Так или иначе, переводчик подошел к краю пещеры и, осторожно высунув рупор, прокричал в глубину, чтобы немцы сдавались по-хорошему, а то их возьмут по-плохому. Несколько раз он повторял свое предложение, но немцы ничего не отвечали.
Немцы молчали, но бойцы истребительного батальона, услышав звуки языка, никак не похожего ни на абхазский, ни на грузинский, ни на армянский, ни на турецкий, ни на греческий, ни даже на русский, стали хохотать, уверяя друг друга, что на такой тарабарщине двуногое существо говорить никак не может и не должно.
Бойцы истребительного батальона до того развеселились, что стали мешать переводчику, и лейтенант вынужден был на них прикрикнуть. Бойцы слегка притихли, но зато свои насмешки перенесли на самого переводчика и его трубу. Сначала они ему предлагали, чтобы он свою кричалку закинул немцам, а то им нечем ему отвечать, а себе притащил бы другую, если эта не единственная кричалка на весь город. Главное, говорили они ему, перекинуть ее через верхнюю площадку, а там она сама вниз покатится.

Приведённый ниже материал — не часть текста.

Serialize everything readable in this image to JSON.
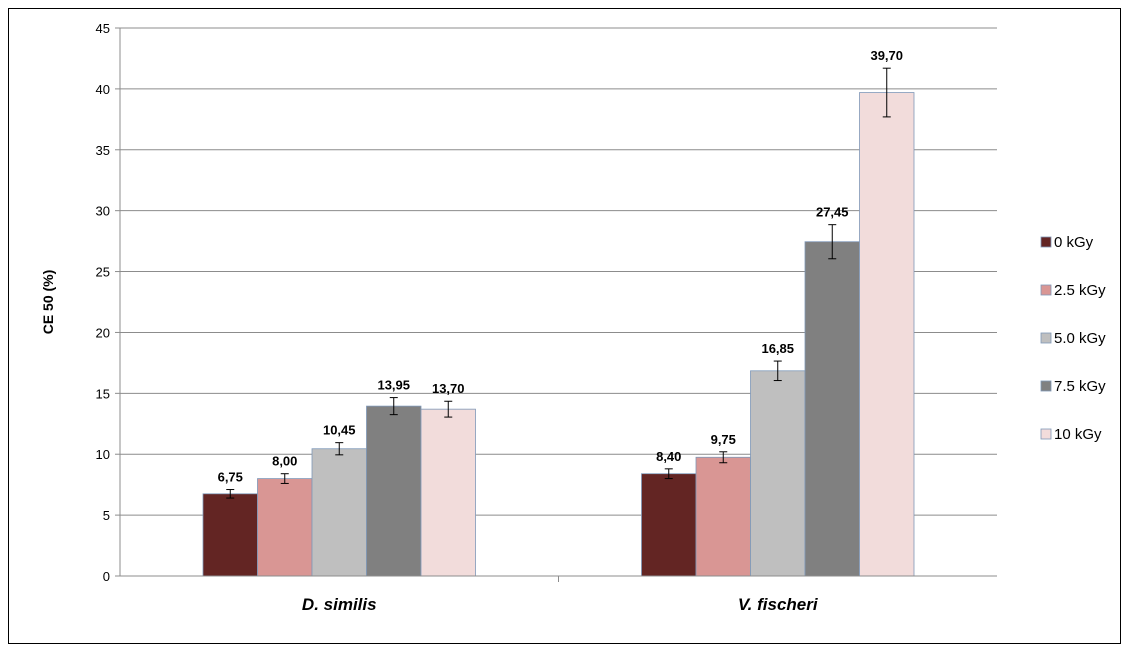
{
  "chart_data": {
    "type": "bar",
    "ylabel": "CE  50 (%)",
    "ylim": [
      0,
      45
    ],
    "yticks": [
      0,
      5,
      10,
      15,
      20,
      25,
      30,
      35,
      40,
      45
    ],
    "grid": true,
    "legend_position": "right",
    "categories": [
      "D. similis",
      "V. fischeri"
    ],
    "series": [
      {
        "name": "0 kGy",
        "color": "#632523",
        "values": [
          6.75,
          8.4
        ],
        "labels": [
          "6,75",
          "8,40"
        ],
        "errors": [
          0.35,
          0.4
        ]
      },
      {
        "name": "2.5 kGy",
        "color": "#d99694",
        "values": [
          8.0,
          9.75
        ],
        "labels": [
          "8,00",
          "9,75"
        ],
        "errors": [
          0.4,
          0.45
        ]
      },
      {
        "name": "5.0 kGy",
        "color": "#bfbfbf",
        "values": [
          10.45,
          16.85
        ],
        "labels": [
          "10,45",
          "16,85"
        ],
        "errors": [
          0.5,
          0.8
        ]
      },
      {
        "name": "7.5 kGy",
        "color": "#808080",
        "values": [
          13.95,
          27.45
        ],
        "labels": [
          "13,95",
          "27,45"
        ],
        "errors": [
          0.7,
          1.4
        ]
      },
      {
        "name": "10 kGy",
        "color": "#f2dcdb",
        "values": [
          13.7,
          39.7
        ],
        "labels": [
          "13,70",
          "39,70"
        ],
        "errors": [
          0.65,
          2.0
        ]
      }
    ]
  }
}
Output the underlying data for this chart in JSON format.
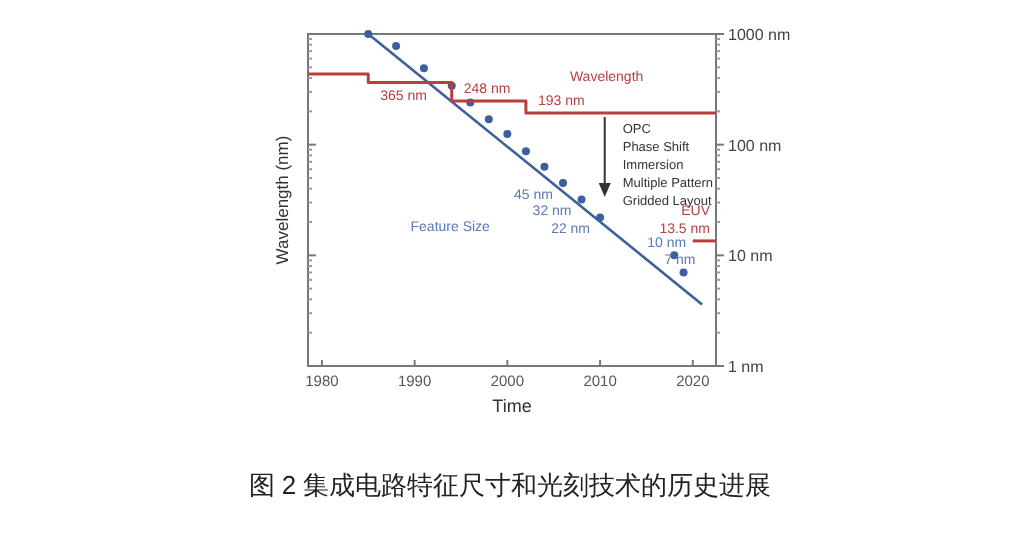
{
  "chart_data": {
    "type": "line",
    "title": "图 2 集成电路特征尺寸和光刻技术的历史进展",
    "xlabel": "Time",
    "ylabel": "Wavelength (nm)",
    "xlim": [
      1978.5,
      2022.5
    ],
    "xticks": [
      1980,
      1990,
      2000,
      2010,
      2020
    ],
    "ylim": [
      1,
      1000
    ],
    "yticks": [
      {
        "value": 1,
        "label": "1 nm"
      },
      {
        "value": 10,
        "label": "10 nm"
      },
      {
        "value": 100,
        "label": "100 nm"
      },
      {
        "value": 1000,
        "label": "1000 nm"
      }
    ],
    "log": "y",
    "series": [
      {
        "type": "scatter",
        "marker": "circle",
        "name": "Feature Size",
        "color": "#3d5f9e",
        "x": [
          1985,
          1988,
          1991,
          1994,
          1996,
          1998,
          2000,
          2002,
          2004,
          2006,
          2008,
          2010,
          2018,
          2019
        ],
        "values": [
          1000,
          780,
          490,
          340,
          240,
          170,
          125,
          87,
          63,
          45,
          32,
          22,
          10,
          7
        ],
        "value_labels": [
          null,
          null,
          null,
          null,
          null,
          null,
          null,
          null,
          null,
          "45 nm",
          "32 nm",
          "22 nm",
          "10 nm",
          "7 nm"
        ]
      },
      {
        "color": "#3d5f9e",
        "x": [
          1985,
          2021
        ],
        "values": [
          1000,
          3.6
        ]
      },
      {
        "type": "step",
        "name": "Wavelength",
        "color": "#b5403f",
        "x": [
          1978.5,
          1985,
          1994,
          2002,
          2022.5
        ],
        "values": [
          436,
          365,
          248,
          193,
          193
        ],
        "value_labels": [
          null,
          "365 nm",
          "248 nm",
          "193 nm",
          null
        ]
      },
      {
        "type": "step",
        "name": "EUV",
        "color": "#b5403f",
        "x": [
          2020,
          2022.5
        ],
        "values": [
          13.5,
          13.5
        ],
        "value_labels": [
          "13.5 nm",
          null
        ]
      }
    ],
    "annotations": [
      "OPC",
      "Phase Shift",
      "Immersion",
      "Multiple Pattern",
      "Gridded Layout"
    ]
  }
}
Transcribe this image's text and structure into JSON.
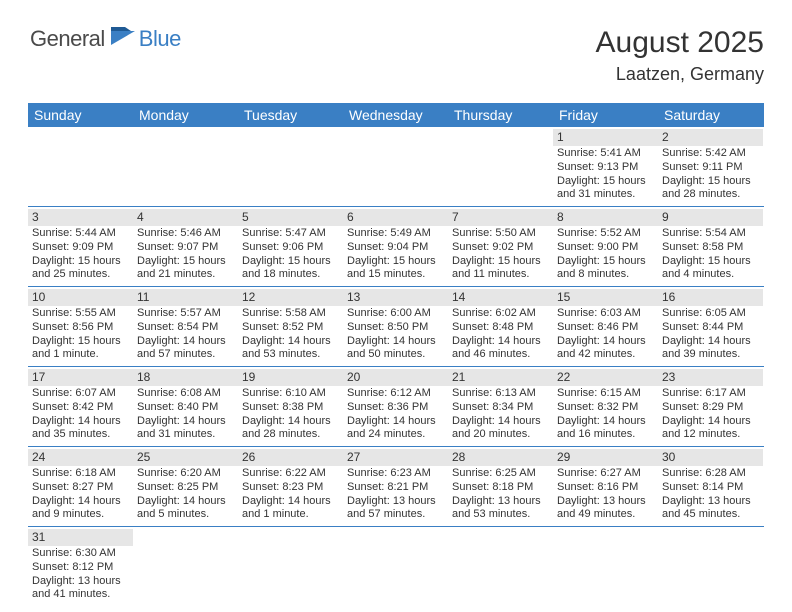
{
  "brand": {
    "part1": "General",
    "part2": "Blue"
  },
  "title": "August 2025",
  "location": "Laatzen, Germany",
  "day_headers": [
    "Sunday",
    "Monday",
    "Tuesday",
    "Wednesday",
    "Thursday",
    "Friday",
    "Saturday"
  ],
  "colors": {
    "header_bg": "#3a7fc4",
    "header_text": "#ffffff",
    "day_num_bg": "#e6e6e6",
    "row_border": "#3a7fc4",
    "text": "#333333"
  },
  "weeks": [
    [
      {
        "day": "",
        "sunrise": "",
        "sunset": "",
        "daylight": ""
      },
      {
        "day": "",
        "sunrise": "",
        "sunset": "",
        "daylight": ""
      },
      {
        "day": "",
        "sunrise": "",
        "sunset": "",
        "daylight": ""
      },
      {
        "day": "",
        "sunrise": "",
        "sunset": "",
        "daylight": ""
      },
      {
        "day": "",
        "sunrise": "",
        "sunset": "",
        "daylight": ""
      },
      {
        "day": "1",
        "sunrise": "Sunrise: 5:41 AM",
        "sunset": "Sunset: 9:13 PM",
        "daylight": "Daylight: 15 hours and 31 minutes."
      },
      {
        "day": "2",
        "sunrise": "Sunrise: 5:42 AM",
        "sunset": "Sunset: 9:11 PM",
        "daylight": "Daylight: 15 hours and 28 minutes."
      }
    ],
    [
      {
        "day": "3",
        "sunrise": "Sunrise: 5:44 AM",
        "sunset": "Sunset: 9:09 PM",
        "daylight": "Daylight: 15 hours and 25 minutes."
      },
      {
        "day": "4",
        "sunrise": "Sunrise: 5:46 AM",
        "sunset": "Sunset: 9:07 PM",
        "daylight": "Daylight: 15 hours and 21 minutes."
      },
      {
        "day": "5",
        "sunrise": "Sunrise: 5:47 AM",
        "sunset": "Sunset: 9:06 PM",
        "daylight": "Daylight: 15 hours and 18 minutes."
      },
      {
        "day": "6",
        "sunrise": "Sunrise: 5:49 AM",
        "sunset": "Sunset: 9:04 PM",
        "daylight": "Daylight: 15 hours and 15 minutes."
      },
      {
        "day": "7",
        "sunrise": "Sunrise: 5:50 AM",
        "sunset": "Sunset: 9:02 PM",
        "daylight": "Daylight: 15 hours and 11 minutes."
      },
      {
        "day": "8",
        "sunrise": "Sunrise: 5:52 AM",
        "sunset": "Sunset: 9:00 PM",
        "daylight": "Daylight: 15 hours and 8 minutes."
      },
      {
        "day": "9",
        "sunrise": "Sunrise: 5:54 AM",
        "sunset": "Sunset: 8:58 PM",
        "daylight": "Daylight: 15 hours and 4 minutes."
      }
    ],
    [
      {
        "day": "10",
        "sunrise": "Sunrise: 5:55 AM",
        "sunset": "Sunset: 8:56 PM",
        "daylight": "Daylight: 15 hours and 1 minute."
      },
      {
        "day": "11",
        "sunrise": "Sunrise: 5:57 AM",
        "sunset": "Sunset: 8:54 PM",
        "daylight": "Daylight: 14 hours and 57 minutes."
      },
      {
        "day": "12",
        "sunrise": "Sunrise: 5:58 AM",
        "sunset": "Sunset: 8:52 PM",
        "daylight": "Daylight: 14 hours and 53 minutes."
      },
      {
        "day": "13",
        "sunrise": "Sunrise: 6:00 AM",
        "sunset": "Sunset: 8:50 PM",
        "daylight": "Daylight: 14 hours and 50 minutes."
      },
      {
        "day": "14",
        "sunrise": "Sunrise: 6:02 AM",
        "sunset": "Sunset: 8:48 PM",
        "daylight": "Daylight: 14 hours and 46 minutes."
      },
      {
        "day": "15",
        "sunrise": "Sunrise: 6:03 AM",
        "sunset": "Sunset: 8:46 PM",
        "daylight": "Daylight: 14 hours and 42 minutes."
      },
      {
        "day": "16",
        "sunrise": "Sunrise: 6:05 AM",
        "sunset": "Sunset: 8:44 PM",
        "daylight": "Daylight: 14 hours and 39 minutes."
      }
    ],
    [
      {
        "day": "17",
        "sunrise": "Sunrise: 6:07 AM",
        "sunset": "Sunset: 8:42 PM",
        "daylight": "Daylight: 14 hours and 35 minutes."
      },
      {
        "day": "18",
        "sunrise": "Sunrise: 6:08 AM",
        "sunset": "Sunset: 8:40 PM",
        "daylight": "Daylight: 14 hours and 31 minutes."
      },
      {
        "day": "19",
        "sunrise": "Sunrise: 6:10 AM",
        "sunset": "Sunset: 8:38 PM",
        "daylight": "Daylight: 14 hours and 28 minutes."
      },
      {
        "day": "20",
        "sunrise": "Sunrise: 6:12 AM",
        "sunset": "Sunset: 8:36 PM",
        "daylight": "Daylight: 14 hours and 24 minutes."
      },
      {
        "day": "21",
        "sunrise": "Sunrise: 6:13 AM",
        "sunset": "Sunset: 8:34 PM",
        "daylight": "Daylight: 14 hours and 20 minutes."
      },
      {
        "day": "22",
        "sunrise": "Sunrise: 6:15 AM",
        "sunset": "Sunset: 8:32 PM",
        "daylight": "Daylight: 14 hours and 16 minutes."
      },
      {
        "day": "23",
        "sunrise": "Sunrise: 6:17 AM",
        "sunset": "Sunset: 8:29 PM",
        "daylight": "Daylight: 14 hours and 12 minutes."
      }
    ],
    [
      {
        "day": "24",
        "sunrise": "Sunrise: 6:18 AM",
        "sunset": "Sunset: 8:27 PM",
        "daylight": "Daylight: 14 hours and 9 minutes."
      },
      {
        "day": "25",
        "sunrise": "Sunrise: 6:20 AM",
        "sunset": "Sunset: 8:25 PM",
        "daylight": "Daylight: 14 hours and 5 minutes."
      },
      {
        "day": "26",
        "sunrise": "Sunrise: 6:22 AM",
        "sunset": "Sunset: 8:23 PM",
        "daylight": "Daylight: 14 hours and 1 minute."
      },
      {
        "day": "27",
        "sunrise": "Sunrise: 6:23 AM",
        "sunset": "Sunset: 8:21 PM",
        "daylight": "Daylight: 13 hours and 57 minutes."
      },
      {
        "day": "28",
        "sunrise": "Sunrise: 6:25 AM",
        "sunset": "Sunset: 8:18 PM",
        "daylight": "Daylight: 13 hours and 53 minutes."
      },
      {
        "day": "29",
        "sunrise": "Sunrise: 6:27 AM",
        "sunset": "Sunset: 8:16 PM",
        "daylight": "Daylight: 13 hours and 49 minutes."
      },
      {
        "day": "30",
        "sunrise": "Sunrise: 6:28 AM",
        "sunset": "Sunset: 8:14 PM",
        "daylight": "Daylight: 13 hours and 45 minutes."
      }
    ],
    [
      {
        "day": "31",
        "sunrise": "Sunrise: 6:30 AM",
        "sunset": "Sunset: 8:12 PM",
        "daylight": "Daylight: 13 hours and 41 minutes."
      },
      {
        "day": "",
        "sunrise": "",
        "sunset": "",
        "daylight": ""
      },
      {
        "day": "",
        "sunrise": "",
        "sunset": "",
        "daylight": ""
      },
      {
        "day": "",
        "sunrise": "",
        "sunset": "",
        "daylight": ""
      },
      {
        "day": "",
        "sunrise": "",
        "sunset": "",
        "daylight": ""
      },
      {
        "day": "",
        "sunrise": "",
        "sunset": "",
        "daylight": ""
      },
      {
        "day": "",
        "sunrise": "",
        "sunset": "",
        "daylight": ""
      }
    ]
  ]
}
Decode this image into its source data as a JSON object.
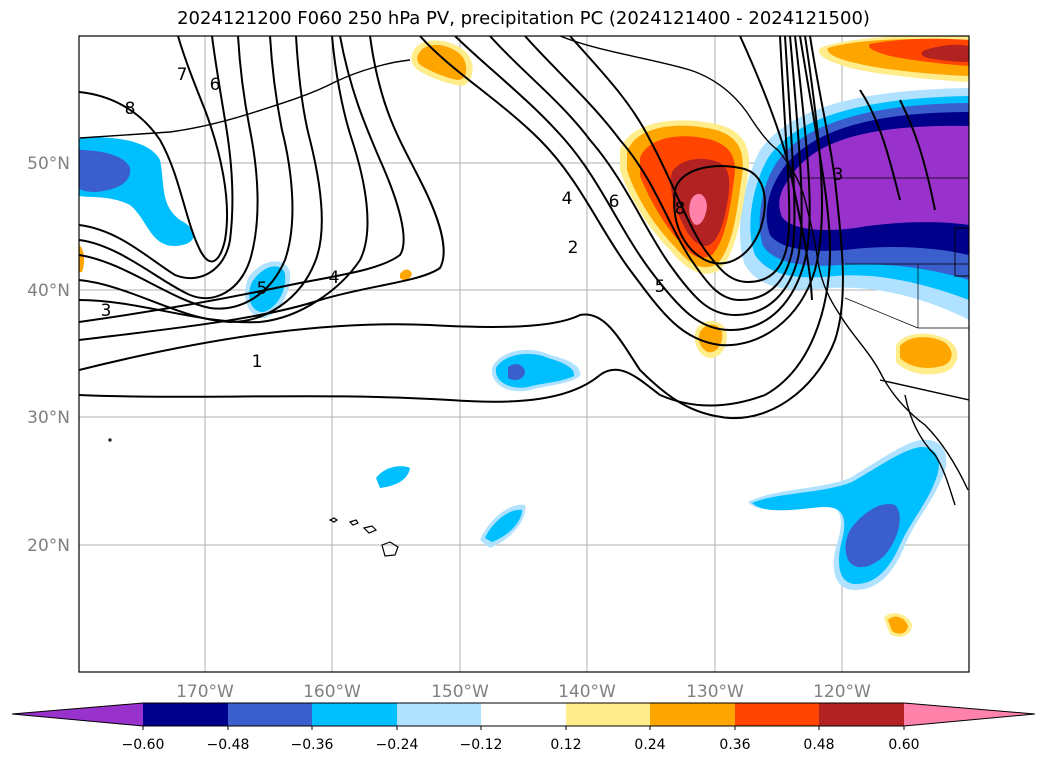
{
  "title": "2024121200 F060 250 hPa PV, precipitation PC (2024121400 - 2024121500)",
  "lat_labels": [
    "50°N",
    "40°N",
    "30°N",
    "20°N"
  ],
  "lon_labels": [
    "170°W",
    "160°W",
    "150°W",
    "140°W",
    "130°W",
    "120°W"
  ],
  "colorbar": {
    "ticks": [
      "−0.60",
      "−0.48",
      "−0.36",
      "−0.24",
      "−0.12",
      "0.12",
      "0.24",
      "0.36",
      "0.48",
      "0.60"
    ],
    "colors": [
      "#9932cc",
      "#00008b",
      "#3a5fcd",
      "#00bfff",
      "#b0e2ff",
      "#ffffff",
      "#ffec8b",
      "#ffa500",
      "#ff4500",
      "#b22222",
      "#ff82ab"
    ]
  },
  "contour_labels": [
    "8",
    "7",
    "6",
    "5",
    "4",
    "3",
    "1",
    "4",
    "6",
    "2",
    "8",
    "5",
    "3"
  ]
}
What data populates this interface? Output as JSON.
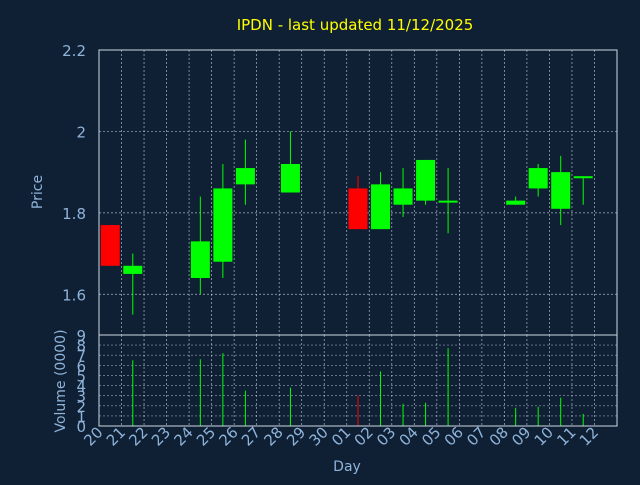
{
  "chart_data": {
    "type": "candlestick",
    "title": "IPDN - last updated 11/12/2025",
    "xlabel": "Day",
    "price_panel": {
      "ylabel": "Price",
      "ylim": [
        1.5,
        2.2
      ],
      "yticks": [
        "1.6",
        "1.8",
        "2",
        "2.2"
      ],
      "ytick_values": [
        1.6,
        1.8,
        2.0,
        2.2
      ],
      "grid": true
    },
    "volume_panel": {
      "ylabel": "Volume (0000)",
      "ylim": [
        0,
        9
      ],
      "yticks": [
        "0",
        "1",
        "2",
        "3",
        "4",
        "5",
        "6",
        "7",
        "8",
        "9"
      ],
      "grid": true
    },
    "x_ticks": [
      "20",
      "21",
      "22",
      "23",
      "24",
      "25",
      "26",
      "27",
      "28",
      "29",
      "30",
      "01",
      "02",
      "03",
      "04",
      "05",
      "06",
      "07",
      "08",
      "09",
      "10",
      "11",
      "12"
    ],
    "candles": [
      {
        "day": "20",
        "open": 1.77,
        "high": 1.77,
        "low": 1.67,
        "close": 1.67,
        "volume": 0
      },
      {
        "day": "21",
        "open": 1.65,
        "high": 1.7,
        "low": 1.55,
        "close": 1.67,
        "volume": 6.5
      },
      {
        "day": "24",
        "open": 1.64,
        "high": 1.84,
        "low": 1.6,
        "close": 1.73,
        "volume": 6.6
      },
      {
        "day": "25",
        "open": 1.68,
        "high": 1.92,
        "low": 1.64,
        "close": 1.86,
        "volume": 7.2
      },
      {
        "day": "26",
        "open": 1.87,
        "high": 1.98,
        "low": 1.82,
        "close": 1.91,
        "volume": 3.5
      },
      {
        "day": "28",
        "open": 1.85,
        "high": 2.0,
        "low": 1.85,
        "close": 1.92,
        "volume": 3.8
      },
      {
        "day": "01",
        "open": 1.86,
        "high": 1.89,
        "low": 1.76,
        "close": 1.76,
        "volume": 3.0
      },
      {
        "day": "02",
        "open": 1.76,
        "high": 1.9,
        "low": 1.76,
        "close": 1.87,
        "volume": 5.4
      },
      {
        "day": "03",
        "open": 1.82,
        "high": 1.91,
        "low": 1.79,
        "close": 1.86,
        "volume": 2.2
      },
      {
        "day": "04",
        "open": 1.83,
        "high": 1.93,
        "low": 1.82,
        "close": 1.93,
        "volume": 2.3
      },
      {
        "day": "05",
        "open": 1.83,
        "high": 1.91,
        "low": 1.75,
        "close": 1.83,
        "volume": 7.7
      },
      {
        "day": "08",
        "open": 1.82,
        "high": 1.84,
        "low": 1.82,
        "close": 1.83,
        "volume": 1.8
      },
      {
        "day": "09",
        "open": 1.86,
        "high": 1.92,
        "low": 1.84,
        "close": 1.91,
        "volume": 1.9
      },
      {
        "day": "10",
        "open": 1.81,
        "high": 1.94,
        "low": 1.77,
        "close": 1.9,
        "volume": 2.8
      },
      {
        "day": "11",
        "open": 1.89,
        "high": 1.89,
        "low": 1.82,
        "close": 1.89,
        "volume": 1.2
      }
    ],
    "colors": {
      "background": "#0f2035",
      "up": "#00ff00",
      "down": "#ff0000",
      "title": "#ffff00",
      "axis_text": "#8fb3d9",
      "grid": "#cfd8e3",
      "frame": "#cfd8e3"
    }
  }
}
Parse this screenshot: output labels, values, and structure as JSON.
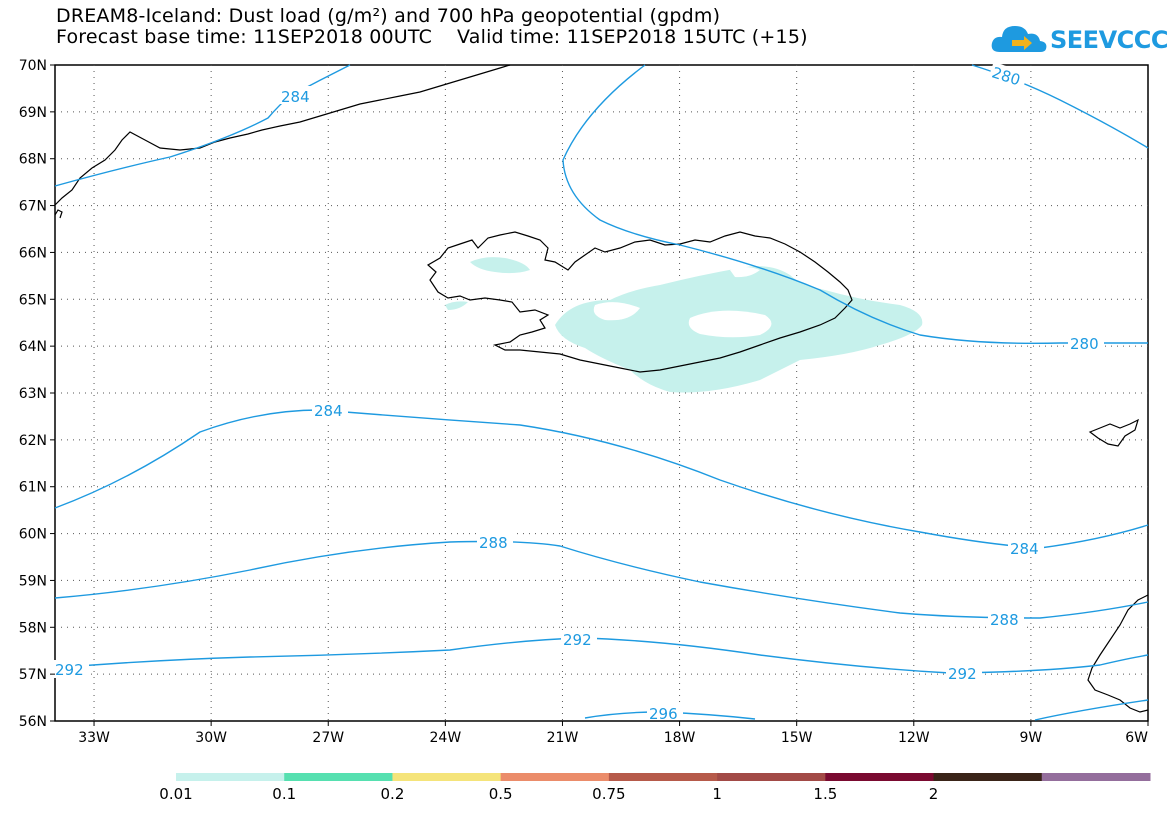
{
  "title": {
    "line1": "DREAM8-Iceland: Dust load (g/m²) and 700 hPa geopotential (gpdm)",
    "line2": "Forecast base time: 11SEP2018 00UTC    Valid time: 11SEP2018 15UTC (+15)"
  },
  "logo": {
    "text": "SEEVCCC",
    "icon": "cloud-icon"
  },
  "map": {
    "lon_range": [
      -34,
      -6
    ],
    "lat_range": [
      56,
      70
    ],
    "lon_ticks": [
      "33W",
      "30W",
      "27W",
      "24W",
      "21W",
      "18W",
      "15W",
      "12W",
      "9W",
      "6W"
    ],
    "lat_ticks": [
      "70N",
      "69N",
      "68N",
      "67N",
      "66N",
      "65N",
      "64N",
      "63N",
      "62N",
      "61N",
      "60N",
      "59N",
      "58N",
      "57N",
      "56N"
    ],
    "grid": "dotted",
    "land_outline_color": "#000000",
    "contour_color": "#1e9ae0",
    "dust_fill_color": "#c6f1ec",
    "contour_labels": [
      {
        "text": "284"
      },
      {
        "text": "280"
      },
      {
        "text": "280"
      },
      {
        "text": "284"
      },
      {
        "text": "284"
      },
      {
        "text": "288"
      },
      {
        "text": "288"
      },
      {
        "text": "292"
      },
      {
        "text": "292"
      },
      {
        "text": "292"
      },
      {
        "text": "296"
      }
    ]
  },
  "colorbar": {
    "colors": [
      "#c6f1ec",
      "#56e0b0",
      "#f5e47a",
      "#eb8c6a",
      "#b65a4a",
      "#a24a46",
      "#7a0a30",
      "#3a2418",
      "#946e9c"
    ],
    "labels": [
      "0.01",
      "0.1",
      "0.2",
      "0.5",
      "0.75",
      "1",
      "1.5",
      "2"
    ]
  }
}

Толмач продолжал кричать немцам, стараясь не обращать внимание на насмешки. Немцы продолжали молчать, а бойцы истребительного батальона вовсе распалились, уверяя, что если он вкричится в одно место во-он того ослика, что пасется на склоне, то оттуда он найдет якобы больше отзвука, и притом понятного на всех языках.
То ли от волнения, то ли с отчаянья, стараясь доказать, что немцы все-таки будут ему отвечать, толмач, крича им в очередной раз, слишком сильно высунулся, правда за счет своего рупора, а не за счет своей головы.
И вдруг из пещеры раздался выстрел. Рупор выпал из рук переводчика, и сам он свалился, схватившись руками за рот. Бойцы истребительного батальона подскочили к нему, решив, что пуля, пробив рупор, рикошетом влетела ему в рот, потому что все видели, что хоть он и сильно высунулся, а все же не за счет головы, а за счет рупора.
Но, слава богу, все обошлось. Не успели они подойти, как он вскочил на ноги и только попросил достать ему рупор, который выкатился на такое место, что его можно было еще раз прострелить из пещеры. Один из бойцов осторожно поддел его дулом вытянутой винтовки и вернул в безопасное пространство. Бойцы истребительного батальона убедились, что рупор был пробит насквозь. Каждый из них счел своим долгом всунуть палец в выходное отверстие и подивиться силе немецкой пули. Некоторые нюхали его, уверяя, что оно чем-то пахнет.
Переводчик окончательно пришел в себя и снова стал кричать в свой рупор, чтобы немцы сдавались по-хорошему, но на этот раз звук его голоса, наверное из-за дыр в рупоре, вырывался неубедительно, с какими-то позористыми ответвлениями. Так что тут не только бойцы истребительного батальона стали хохотать, но и сам лейтенант не выдержал и сурово улыбнулся. К довершению всего ослик хироманта, что пасся тут же на склоне, неожиданно закричал своим тоскливым голосом, и получилось, что он-то как раз и отвечает на призыв переводчика, хотя, скорее всего, он кричал сам по себе, по своим надобностям.
Переводчику велели отдохнуть, и лейтенант стал советоваться, как быть дальше. Некоторые бойцы истребительного батальона предлагали взять пещеру приступом, кстати, пустив вперед этого ослика, что даром здесь пасется, чтобы немцы отвлекли на него свой огонь.
Другие предлагали, пока ветер дует с моря, развести у выхода из пещеры большой костер, и немцы, в конце концов задыхаясь от дыма, будут прыгать из пещеры прямо в огонь, откуда их останется только выкатывать, как печеные каштаны.
Лейтенант оба эти предложения отверг. Он полагал, что немцев могут убить во время штурма, тем более ему не хотелось брать в плен каких-то там обгорелых, подпорченных немцев.
— За целый год, — сказал он, — один самолет сбили, и я вам этих немцев не дам испортить.
— Как хочешь, — сказали бойцы истребительного батальона, — нам на этих немцах не пахать.
Они опять расположились на лужайке под пещерой и развели костер, замаскировав его к вечеру плащ-палаткой. Так они просидели до утра, вспоминая всякие деревенские истории. Временами кто-нибудь из них оглядывался на пещеру, приговаривая, что если уж немцы выскочат из нее, то никак не может случиться, чтобы хоть один из них этого не заметил.
— Такого и быть не может, — услышав эти слова, заключал один из остальных бойцов, окончательно успокаивая и без того спокойного товарища.
На следующее утро бойцы опять запросили лобовой атаки, ссылаясь на то, что немецкие летчики, по слухам, едят шоколад, и на нем они могут продержаться до самых холодов. Лейтенант заколебался.